Почему мне все так знакомо в древней Палестине? Ее палевые спокойные горы, по весне лессированные зеленоватыми мазками акварели… Когда в детстве я впервые прочел стихотворение «Скажи мне, ветка Палестины…», что-то сладкое, теплое встрепенулось в моем сердце, как большая птица, хотя я не имел никакого представления, что означает это слово — палестина… Впоследствии, когда я в глубине Рязанской Мещеры охотился в сосновых лесах за белыми грибами, то находил их на боровых райских полянках, покрытых серебристым мхом, которые на местном наречии назывались палестинками. Моим Господом на земле стал палестинский еврей из Назарета, в Которого с небес спустился и вошел Дух Божий в виде белого голубя, что было засвидетельствовано многими, принимавшими в тот день от Предтечи Иоанна крещенье на реке Иордан. А моим крестным отцом был еврейский потомок, родом из Сибири, Иннокентий Смоктуновский, который повел меня, корейского потомка, родом из Казахстана, креститься в православной церкви вместе со своим сыном Филиппом. И мой последний роман велено было мне написать о неудачном палестинском пророке Ионе, которого и кит не смог проглотить, и еврейский Бог не обошел — ввиду явной жестоковыйности и хитромыслия адепта — изрядной долей Своей Божественной Иронии, уложенной в подтекст всей дальнейшей Иониной судьбы.
Но вернемся к первому. Свободный взор мой, следящий за моими пестрыми инкарнациями в различных мирах, возвращается на Землю, пролетает дальше и несется над необозримыми океаническими просторами. Это поднебесная чаша Индийского океана, вогнутая, как синяя линза; затем промелькнула внизу желто-бурая, как львиная грива, летняя Африка в засухе.
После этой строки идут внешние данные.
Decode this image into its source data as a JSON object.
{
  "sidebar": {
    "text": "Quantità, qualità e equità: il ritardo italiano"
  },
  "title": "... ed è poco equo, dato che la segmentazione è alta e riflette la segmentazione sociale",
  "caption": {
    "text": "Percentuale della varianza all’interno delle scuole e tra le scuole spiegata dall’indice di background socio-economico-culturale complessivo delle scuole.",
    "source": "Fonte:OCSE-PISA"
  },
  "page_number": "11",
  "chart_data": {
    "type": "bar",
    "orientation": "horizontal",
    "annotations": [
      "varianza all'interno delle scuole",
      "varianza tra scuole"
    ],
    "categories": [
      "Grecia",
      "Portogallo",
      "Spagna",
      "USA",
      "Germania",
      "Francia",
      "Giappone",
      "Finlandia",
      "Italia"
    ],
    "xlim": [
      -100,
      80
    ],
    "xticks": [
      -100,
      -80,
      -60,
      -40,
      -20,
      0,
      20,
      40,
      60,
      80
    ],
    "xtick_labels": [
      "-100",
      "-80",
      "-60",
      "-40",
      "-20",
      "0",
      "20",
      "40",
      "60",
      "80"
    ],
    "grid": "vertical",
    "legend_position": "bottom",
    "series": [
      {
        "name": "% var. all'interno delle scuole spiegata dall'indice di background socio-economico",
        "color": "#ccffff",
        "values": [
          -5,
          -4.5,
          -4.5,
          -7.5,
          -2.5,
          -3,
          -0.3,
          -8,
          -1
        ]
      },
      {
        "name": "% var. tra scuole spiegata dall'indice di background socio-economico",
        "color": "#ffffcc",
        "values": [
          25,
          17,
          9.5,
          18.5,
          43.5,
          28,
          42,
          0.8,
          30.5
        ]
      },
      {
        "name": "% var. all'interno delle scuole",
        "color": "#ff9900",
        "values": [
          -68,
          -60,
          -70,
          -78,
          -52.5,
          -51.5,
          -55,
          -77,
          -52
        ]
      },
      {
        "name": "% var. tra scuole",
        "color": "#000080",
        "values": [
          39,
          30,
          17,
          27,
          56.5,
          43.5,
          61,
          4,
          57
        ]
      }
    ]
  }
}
И в то время как астральные взоры мои скользили над плоским африканским бушем, словно телеобъективы, нацеленные с пролетающего искусственного спутника Земли, в кадр внимания попал некий голый темно-коричневый туземец, который ловко и бесстрашно дрался, словно мангуста, с серой ядовитой змеей, пожелав съесть ее. Другой туземец, уныло сморщив лобик, отдыхал неподалеку среди глин, сидя на своем выдающемся приплющенном заду; и вдруг первый ошибся, рука его пролетела мимо змеиной головы, и ядовитая змея, извернувшись, сумела цапнуть его за палец. Через несколько секунд незадачливый змеелов уже умирал, корчась на земле, лицо его побледнело и стало желтым, язык был прикушен, глаза закатились под лоб. А его товарищ даже подняться не успел с земли — приподняв локти и плечи, вытянув шею, он лишь испуганно смотрел на умирающего. И тот второй, еще не умирающий бушмен и был носителем нашей общей с ним души в африканском варианте. Я проводил своего укушенного ядовитым гадом соплеменника в мир иной горестным недоуменным взглядом.